Apa yang menyenangkan menjadi arsitek? Barangkali, daya kreasi yang mengubah peradaban manusia. Atau sekadar ingin selalu dikenang dalam ingatan manusia yang pendek. Aku tak berbicara omong kosong. Contohnya tak usah jauh-jauh, sebut saja Candi Prambanan. Kekuatan arsitektur mampu melahirkan sebuah candi hindu termegah dan terbesar pada masa Jawa kuno, sekitar abad ke-9 masehi. Menurut data ilmiah, candi ini dibangun oleh Raja Rakai Pikatan sebagai candi tandingan dari candi Borobudur. Siapa nyana, candi ini mampu melahirkan legenda Roro Jonggrang yang hingga saat ini begitu popular. Kisahnya dipentaskan menjadi drama atau sendratari oleh pelaku seni. Dan, walaupun telah berusia ribuan tahun masih tetap dilestarikan, dikagumi, dipuja dan mampu menggerakan ekonomi di Prambanan. Kekuatan seni arsitektur memang sehebat itu.

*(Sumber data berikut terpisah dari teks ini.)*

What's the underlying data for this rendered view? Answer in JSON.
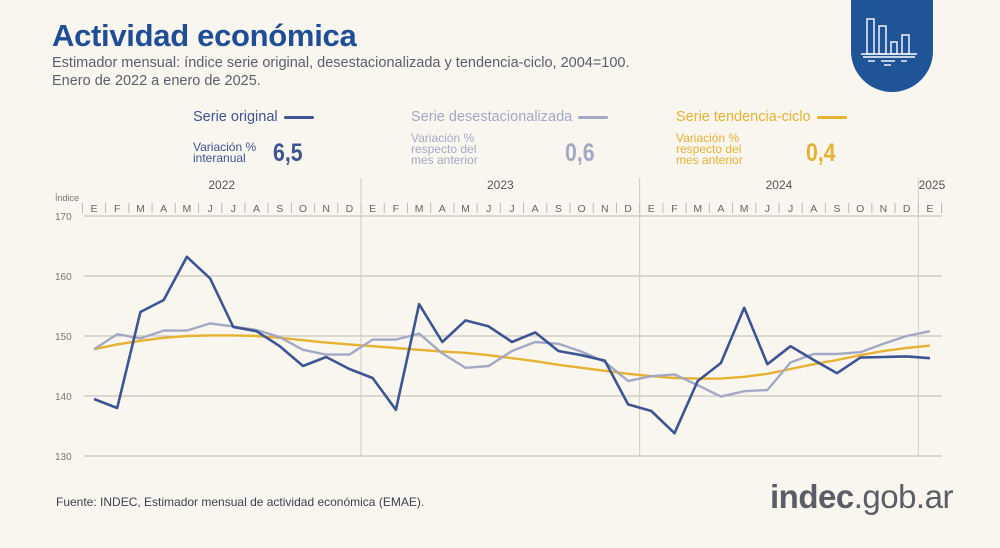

Jangan tanya apa tujuanku menjadi arsitek. Aku bukan orang ambisius. Juga bukan orang apatis. Aku selalu mampu mengukur kemampuanku sendiri dan menetapkan tujuan akhir. Di antara arsitek di perusahaan tempatku bekerja, aku adalah yang termuda. Usiaku 25 tahun, cumlaude dari universitas bonafid, cantik, mampu beradaptasi dengan cepat, bertanggungjawab, cekatan, dan yang paling menonjol adalah aku menyukai tantangan. Kata orang, tidak semua wanita mampu memproduksi hormon adenalin sebanyak yang kumiliki. Inilah yang membuatku terlihat lebih menarik ketimbang wanita lain. Tidak munafik, aku memiliki banyak gebetan yang sekadar menemaniku nonton di bioskop pada hari libur, chat hahahihi untuk menghibur hariku yang sepi dan suntuk. Atau cuma teman ngobrol yang menyenangkan.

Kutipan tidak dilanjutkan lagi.